Imaginerait-on d’exclure l’étude de l’atome dans l’industrie nucléaire ? Ou
l’étude du code civil dans un tribunal ? La loi de la gravité pour la conquête
spatiale ? Les exemples sont pléthore...
Dénigrer et donc redouter, la notion
d’efficacité en enseignement, au prétexte que celle-ci exclut de son champ
toute approche culturelle et humaine en s’inscrivant dans une conception
techniciste et utilitaire mondiale de l’éducation.
Force
est de constater que la recherche d’efficacité en enseignement fait peur. Elle
serait la conséquence des standards d’évaluation internationaux qui n’ont
d’autre objectif que le rendement des systèmes scolaires, du point de vue
économique. Ce qui par suite jette le discrédit sur toute autre forme
d’efficacité. Par contre, de plus en plus d’enseignants sur le terrain, formés
à des méthodes inefficaces, qui elles aussi font fi de toute dimension
culturelle et humaine, vont chercher à droite et à gauche des solutions pour
enfin parvenir à mieux faire leur métier. La prolifération de sites Internet
destinés à échanger des “recettes” en atteste.

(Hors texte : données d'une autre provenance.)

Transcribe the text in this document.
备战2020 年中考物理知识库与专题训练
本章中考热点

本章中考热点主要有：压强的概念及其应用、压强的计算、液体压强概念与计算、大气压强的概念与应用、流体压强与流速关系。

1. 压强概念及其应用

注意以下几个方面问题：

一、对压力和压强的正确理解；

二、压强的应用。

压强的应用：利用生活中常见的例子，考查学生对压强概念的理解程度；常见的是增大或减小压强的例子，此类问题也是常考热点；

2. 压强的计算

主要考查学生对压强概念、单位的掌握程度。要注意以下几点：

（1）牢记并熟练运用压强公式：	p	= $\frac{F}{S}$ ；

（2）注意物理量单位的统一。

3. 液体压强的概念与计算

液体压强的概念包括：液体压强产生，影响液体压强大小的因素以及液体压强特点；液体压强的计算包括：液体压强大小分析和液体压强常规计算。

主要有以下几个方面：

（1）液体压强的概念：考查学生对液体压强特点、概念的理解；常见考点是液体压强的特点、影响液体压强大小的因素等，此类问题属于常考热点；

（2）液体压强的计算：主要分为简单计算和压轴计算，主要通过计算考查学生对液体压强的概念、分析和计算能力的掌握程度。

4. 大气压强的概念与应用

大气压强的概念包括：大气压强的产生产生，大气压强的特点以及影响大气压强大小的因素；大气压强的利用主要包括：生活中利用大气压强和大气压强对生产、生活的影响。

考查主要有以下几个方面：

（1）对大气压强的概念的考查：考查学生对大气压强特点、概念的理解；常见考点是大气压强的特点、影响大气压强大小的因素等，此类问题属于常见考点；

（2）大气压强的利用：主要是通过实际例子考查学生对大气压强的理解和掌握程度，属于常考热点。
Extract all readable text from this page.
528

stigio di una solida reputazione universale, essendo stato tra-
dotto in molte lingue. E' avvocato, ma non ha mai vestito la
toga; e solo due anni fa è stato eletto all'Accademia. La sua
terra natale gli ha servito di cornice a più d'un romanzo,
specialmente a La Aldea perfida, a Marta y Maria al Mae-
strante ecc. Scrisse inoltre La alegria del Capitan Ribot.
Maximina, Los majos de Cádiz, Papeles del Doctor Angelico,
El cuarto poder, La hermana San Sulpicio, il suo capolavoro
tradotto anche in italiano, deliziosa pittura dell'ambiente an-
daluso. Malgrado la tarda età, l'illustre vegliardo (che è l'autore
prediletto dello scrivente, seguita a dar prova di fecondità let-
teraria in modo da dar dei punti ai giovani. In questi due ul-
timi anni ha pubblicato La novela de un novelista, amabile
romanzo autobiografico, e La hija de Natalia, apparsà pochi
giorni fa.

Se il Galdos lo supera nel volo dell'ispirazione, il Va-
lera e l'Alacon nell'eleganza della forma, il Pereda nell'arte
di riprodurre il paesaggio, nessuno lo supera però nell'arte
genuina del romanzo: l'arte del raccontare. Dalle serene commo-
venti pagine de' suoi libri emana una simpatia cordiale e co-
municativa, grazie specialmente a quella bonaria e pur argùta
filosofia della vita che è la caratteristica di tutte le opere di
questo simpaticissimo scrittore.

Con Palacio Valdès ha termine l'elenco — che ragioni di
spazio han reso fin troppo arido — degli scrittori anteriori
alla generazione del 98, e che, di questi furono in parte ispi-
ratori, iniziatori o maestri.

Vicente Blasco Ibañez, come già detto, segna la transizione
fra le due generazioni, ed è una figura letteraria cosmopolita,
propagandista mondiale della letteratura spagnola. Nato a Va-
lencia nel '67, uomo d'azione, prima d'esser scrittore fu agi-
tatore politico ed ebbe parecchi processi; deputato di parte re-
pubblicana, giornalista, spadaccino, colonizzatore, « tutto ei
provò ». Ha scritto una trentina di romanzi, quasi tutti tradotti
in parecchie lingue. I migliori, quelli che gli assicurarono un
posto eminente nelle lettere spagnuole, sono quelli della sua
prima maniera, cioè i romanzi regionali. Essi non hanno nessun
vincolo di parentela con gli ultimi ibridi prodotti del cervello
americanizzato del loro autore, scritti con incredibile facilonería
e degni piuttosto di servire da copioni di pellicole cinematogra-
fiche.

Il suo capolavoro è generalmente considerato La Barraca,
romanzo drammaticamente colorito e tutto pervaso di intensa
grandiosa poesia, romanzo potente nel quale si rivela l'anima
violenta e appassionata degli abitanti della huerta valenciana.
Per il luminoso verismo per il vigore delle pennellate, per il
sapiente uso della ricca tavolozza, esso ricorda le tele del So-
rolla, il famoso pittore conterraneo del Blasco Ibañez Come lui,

La demande est bien là, même si les solutions ne sont que du
raccommodage.
Être
efficace en classe signifie atteindre les objectifs indiqués par les programmes
du ministère. Être efficace passe par l’utilisation d’une méthode pédagogique
d’enseignement ayant fait ses preuves. Les méthodes efficaces en classe
permettent aux élèves d’avoir en mémoire les connaissances et habiletés
indispensables, les stratégies cognitives nécessaires à ces acquisitions,
toutes choses qui sont les fondements culturels sur lesquels pourront se
développer aptitude au raisonnement et à l’esprit critique.
L’enseignement
explicite, que je connais bien, peut revendiquer haut et fort l’efficacité et peut prouver que celle-ci
n’est pas incompatible avec la Culture ni avec l’Humanité. Pour mémoire, le
projet FollowThrough, a montré avec brio que les méthodes pédagogiques de transmission
directe et explicite (Direct Instruction en particulier) étaient beaucoup plus
efficaces sur les résultats scolaires mais aussi dans la dimension affective,
et en particulier sur l’estime de soi. Par conséquent, comment ne pas bondir
quand on associe efficacité et inhumanité, efficacité et absence de culture ?
Les
techniques pédagogiques efficaces peuvent tout enseigner y compris la Culture,
depuis la maternelle jusqu’à l’université. Les détracteurs de l’efficacité
devraient donc peut-être reporter leurs diatribes sur les programmes plutôt que
sur les méthodes.
ö
[1]
Toutes tendances pédagogiques confondues (aussi bien constructivistes que
traditionalistes).
[2]
À une nuance près tout de même : la
recherche a montré que l’estime de soi à l’école est le fruit de la réussite et
des efforts récompensés et non pas d’un formatage des esprits consistant à
inculquer à l’enfant qu’il est un être spécial. Voir les travaux de Jean Twenge.
[3]
Voir les travaux de Sweller.
[4]
Les deux courants pédagogiques ayant pignon sur rue : républicains et
pédagogistes.
[5]
Cf le récent entretien
croisé Gauchet / Meirieu.
[6]
Dits les “républicains”, en référence à l’École de la République (la IIIe).
[7]
Expression péjorative désignant les partisans d’une pédagogie de découverte. Ce
mot, malheureusement, discrédite complètement la pédagogie, la réduisant à sa
forme constructiviste.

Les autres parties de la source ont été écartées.